Record South African Fuel Prices to Drive Inflationary Pressures
South Africa’s gasoline prices are set to rise to a record on Wednesday, adding to inflationary pressures in an economy that imports almost all of its fuel.
The retail cost of 95-octane gasoline will climb by almost 7% to a 19.54 rand ($1.26) a liter, the Central Energy Fund said in a statement on its website. Higher average oil prices, a weaker rand and higher levies on petrol and diesel are behind the latest increase, the fourth in the past five months.
Fuel accounts for almost 5% of South Africa’s inflation basket and higher costs relative to 2020, when oil prices plunged after the onset of coronavirus pandemic, have been driving price growth this year. Annual inflation quickened to a four-month high of 5% in September.

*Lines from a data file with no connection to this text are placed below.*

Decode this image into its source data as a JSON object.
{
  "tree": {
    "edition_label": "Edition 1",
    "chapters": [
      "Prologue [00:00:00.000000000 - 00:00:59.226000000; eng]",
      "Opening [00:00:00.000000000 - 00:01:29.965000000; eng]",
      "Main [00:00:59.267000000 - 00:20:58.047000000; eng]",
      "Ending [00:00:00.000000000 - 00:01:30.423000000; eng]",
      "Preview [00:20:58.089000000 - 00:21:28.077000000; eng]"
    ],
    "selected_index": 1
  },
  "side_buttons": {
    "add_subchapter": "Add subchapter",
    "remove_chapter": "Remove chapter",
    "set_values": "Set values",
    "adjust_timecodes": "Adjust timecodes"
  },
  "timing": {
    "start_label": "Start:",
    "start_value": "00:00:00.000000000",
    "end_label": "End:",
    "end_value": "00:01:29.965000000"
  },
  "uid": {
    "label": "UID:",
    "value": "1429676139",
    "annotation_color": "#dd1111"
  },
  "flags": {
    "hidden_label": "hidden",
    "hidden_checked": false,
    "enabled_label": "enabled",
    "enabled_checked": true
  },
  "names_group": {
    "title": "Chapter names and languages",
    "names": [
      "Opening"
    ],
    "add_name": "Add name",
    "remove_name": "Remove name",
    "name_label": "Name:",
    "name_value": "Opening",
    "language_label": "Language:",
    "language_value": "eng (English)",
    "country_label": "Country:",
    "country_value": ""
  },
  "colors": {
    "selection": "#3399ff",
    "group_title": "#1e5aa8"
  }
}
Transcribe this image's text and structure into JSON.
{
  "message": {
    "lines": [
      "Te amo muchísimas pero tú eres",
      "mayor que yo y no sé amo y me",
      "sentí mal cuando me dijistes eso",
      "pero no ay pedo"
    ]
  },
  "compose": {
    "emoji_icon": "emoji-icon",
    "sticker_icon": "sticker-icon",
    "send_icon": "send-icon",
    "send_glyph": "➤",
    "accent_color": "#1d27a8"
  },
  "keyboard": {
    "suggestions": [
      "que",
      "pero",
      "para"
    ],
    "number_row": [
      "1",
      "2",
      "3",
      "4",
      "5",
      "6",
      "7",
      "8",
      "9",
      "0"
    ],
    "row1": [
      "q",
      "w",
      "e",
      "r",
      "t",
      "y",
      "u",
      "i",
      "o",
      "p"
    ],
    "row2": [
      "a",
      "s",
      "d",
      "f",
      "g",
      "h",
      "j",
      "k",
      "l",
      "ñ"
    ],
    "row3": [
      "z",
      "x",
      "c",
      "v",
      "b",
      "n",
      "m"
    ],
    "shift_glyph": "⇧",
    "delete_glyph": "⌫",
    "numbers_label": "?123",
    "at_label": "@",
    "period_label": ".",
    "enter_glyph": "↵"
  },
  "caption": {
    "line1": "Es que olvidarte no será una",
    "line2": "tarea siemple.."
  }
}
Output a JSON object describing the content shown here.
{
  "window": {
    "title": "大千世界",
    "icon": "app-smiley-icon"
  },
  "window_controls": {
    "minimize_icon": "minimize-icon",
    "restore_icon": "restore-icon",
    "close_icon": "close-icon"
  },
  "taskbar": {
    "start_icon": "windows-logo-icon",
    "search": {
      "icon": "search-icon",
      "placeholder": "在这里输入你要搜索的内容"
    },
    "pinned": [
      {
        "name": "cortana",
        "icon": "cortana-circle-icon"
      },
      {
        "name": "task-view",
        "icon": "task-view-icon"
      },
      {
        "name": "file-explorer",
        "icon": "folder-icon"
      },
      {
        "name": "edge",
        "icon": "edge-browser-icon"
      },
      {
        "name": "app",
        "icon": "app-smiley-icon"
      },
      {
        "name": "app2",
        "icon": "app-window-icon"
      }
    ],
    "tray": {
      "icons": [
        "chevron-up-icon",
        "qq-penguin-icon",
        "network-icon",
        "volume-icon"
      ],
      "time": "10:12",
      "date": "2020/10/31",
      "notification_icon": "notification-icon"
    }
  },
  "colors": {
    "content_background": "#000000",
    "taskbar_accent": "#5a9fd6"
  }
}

The South African Reserve Bank prefers to anchor inflation expectations close to the 4.5% mid-point of its target range and its recent warnings of upside risks have caused a jump in traders’ rate-hike bets. Forward-rate agreements starting in one month, used to speculate on borrowing costs, fully price in a quarter-point increase in the benchmark repurchase rate in November.
The implied policy rate path of the central bank’s quarterly projection model, which the monetary policy committee uses as a guide, indicates a 25-basis point increase in the final quarter of 2021 and in every quarter of 2022 and 2023.